Auch bei der Eintracht gibt es noch personelle Probleme. „Wir haben aus dem Spiel gegen Egestorf-Langreder am vergangenen Wochenende noch einiges an Verletzungen mitnehmen müssen. Jan Lüneburg musste nach 20 Minuten mit einer schweren Zerrung runter, ich gehe davon aus, dass das am Samstag nichts wird. Nils Brüning konnte gar nicht spielen. Da ist auf jeden Fall auch noch ein Fragezeichen“, erklärte Eintracht-Übungsleiter Jens Martens, der freimütig zugibt, dass seine Mannschaft nach dem gelungenen Klassenerhalt „mit einer gehörigen Portion Selbstvertrauen ins Pokalfinale geht. Wir wollen diesen Titel jetzt auch noch holen. Natürlich hat uns das die Köpfe nach oben und eine breite Brust gebracht.“ So breit, dass Jordan Brown ankündigt: „Wir haben keine Angst davor, in die Verlängerung zu gehen, Wir sind voller Selbstvertrauen. Wir haben schon ein Endspiel gegen Egestorf hinter uns – das ist etwas, was uns Auftrieb und ein positives Gefühl gibt.“ Auf dem Weg zum Ligaverbleib habe „EN“ eine „unglaubliche Mentalität an den Tag legen. Das müssen wir mit ins Finale nehmen. Für solch Endspiele lebt man. Jeder wird alles rausholen und ich bin mir sicher: Wir werden den Titel holen“, sagt Eintrachts Rechtsverteidiger.

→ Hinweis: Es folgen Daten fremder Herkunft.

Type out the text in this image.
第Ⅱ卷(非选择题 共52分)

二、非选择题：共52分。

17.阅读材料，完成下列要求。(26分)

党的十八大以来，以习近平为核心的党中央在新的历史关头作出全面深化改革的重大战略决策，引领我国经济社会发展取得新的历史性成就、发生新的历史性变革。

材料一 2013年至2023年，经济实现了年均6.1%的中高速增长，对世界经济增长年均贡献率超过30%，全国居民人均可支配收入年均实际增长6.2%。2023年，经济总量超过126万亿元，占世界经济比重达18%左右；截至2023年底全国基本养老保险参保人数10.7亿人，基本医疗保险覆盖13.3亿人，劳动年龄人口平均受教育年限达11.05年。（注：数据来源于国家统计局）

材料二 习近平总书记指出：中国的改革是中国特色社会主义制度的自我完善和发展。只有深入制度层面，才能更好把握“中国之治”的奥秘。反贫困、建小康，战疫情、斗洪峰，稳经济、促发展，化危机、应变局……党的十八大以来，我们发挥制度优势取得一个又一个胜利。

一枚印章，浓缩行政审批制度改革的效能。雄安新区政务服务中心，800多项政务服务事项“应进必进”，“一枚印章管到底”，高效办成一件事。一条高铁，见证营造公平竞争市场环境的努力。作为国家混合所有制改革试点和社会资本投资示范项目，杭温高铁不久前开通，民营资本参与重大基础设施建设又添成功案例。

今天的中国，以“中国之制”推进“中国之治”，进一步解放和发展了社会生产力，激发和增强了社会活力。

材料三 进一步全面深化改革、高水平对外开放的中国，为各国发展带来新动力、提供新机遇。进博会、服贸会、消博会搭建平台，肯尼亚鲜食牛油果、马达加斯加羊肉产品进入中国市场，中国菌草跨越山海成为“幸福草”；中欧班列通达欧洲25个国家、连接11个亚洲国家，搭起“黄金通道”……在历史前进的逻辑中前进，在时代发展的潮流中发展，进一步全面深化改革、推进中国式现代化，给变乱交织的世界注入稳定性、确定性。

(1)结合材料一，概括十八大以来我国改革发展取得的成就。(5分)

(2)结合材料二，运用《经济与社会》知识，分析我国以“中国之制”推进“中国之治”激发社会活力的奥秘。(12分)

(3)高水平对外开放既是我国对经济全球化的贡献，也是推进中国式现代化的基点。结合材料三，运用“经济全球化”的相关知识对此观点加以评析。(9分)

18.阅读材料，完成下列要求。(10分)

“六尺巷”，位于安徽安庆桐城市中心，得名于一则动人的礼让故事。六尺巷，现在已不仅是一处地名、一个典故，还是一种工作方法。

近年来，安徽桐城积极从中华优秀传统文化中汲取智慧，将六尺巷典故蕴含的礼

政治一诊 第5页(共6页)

Ähnlich sieht man das Ganze natürlich auch auf der anderen Seite. „So ein Finale ist das größte. En Pokalsieg ist nochmal was anderes, als eine Meisterschaft. Ich durfte das vor unserem Titelgewinn im letzten Jahr noch nicht erleben. Wir erinnern uns gern zurück, wie wir in der Kurve mit unseren Fans, Freunden und unserer verrückten Zweiten Mannschaft gefeiert haben“, befindet Dettman. Dessen Coach weiß aber auch: „Wir treffen auf einen Top-Gegner. Und der hat ein positives Erlebnis vom Sonntag mitgenommen.“ Norderstedt sei ein „attraktiver Gegner mit gewissen Qualitäten. Es ist meine Aufgabe, den Spielern zu zeigen, wo wir beim Gegner ansetzen. Ich bin mir sicher, dass die Jungs auf dem Feld alles dafür tun, dass es ein interessantes und hochwertiges Finale wird – mit dem Sieger Dassendorf natürlich“, so Richter weiter, „auf dem Papier sind wir vielleicht Außenseiter. Aber wenn wir all unsere Qualität auf den Platz bringen, dann wird das ein hartes Stück Arbeit für Norderstedt.“ Ein Thema, das nicht fehlen durfte: die frühe Anstoßzeit. „Wir fahren nicht morgens um fünf Uhr mit dem Mannschaftsbus in Dassendorf los“, verriet Richter, dass „Dasse“ sich am Spieltag im Stadion trifft. Und auf der anderen Seite? „Wir werden uns am Freitag um 18.30 Uhr treffen, um 19 Uhr essen, dann die Vorbereitungs-Nacht zusammen verbringen und um neun Uhr auf der Anlage an der Hoheluft sein“, berichtet „EN“-Übungsleiter Jens Martens.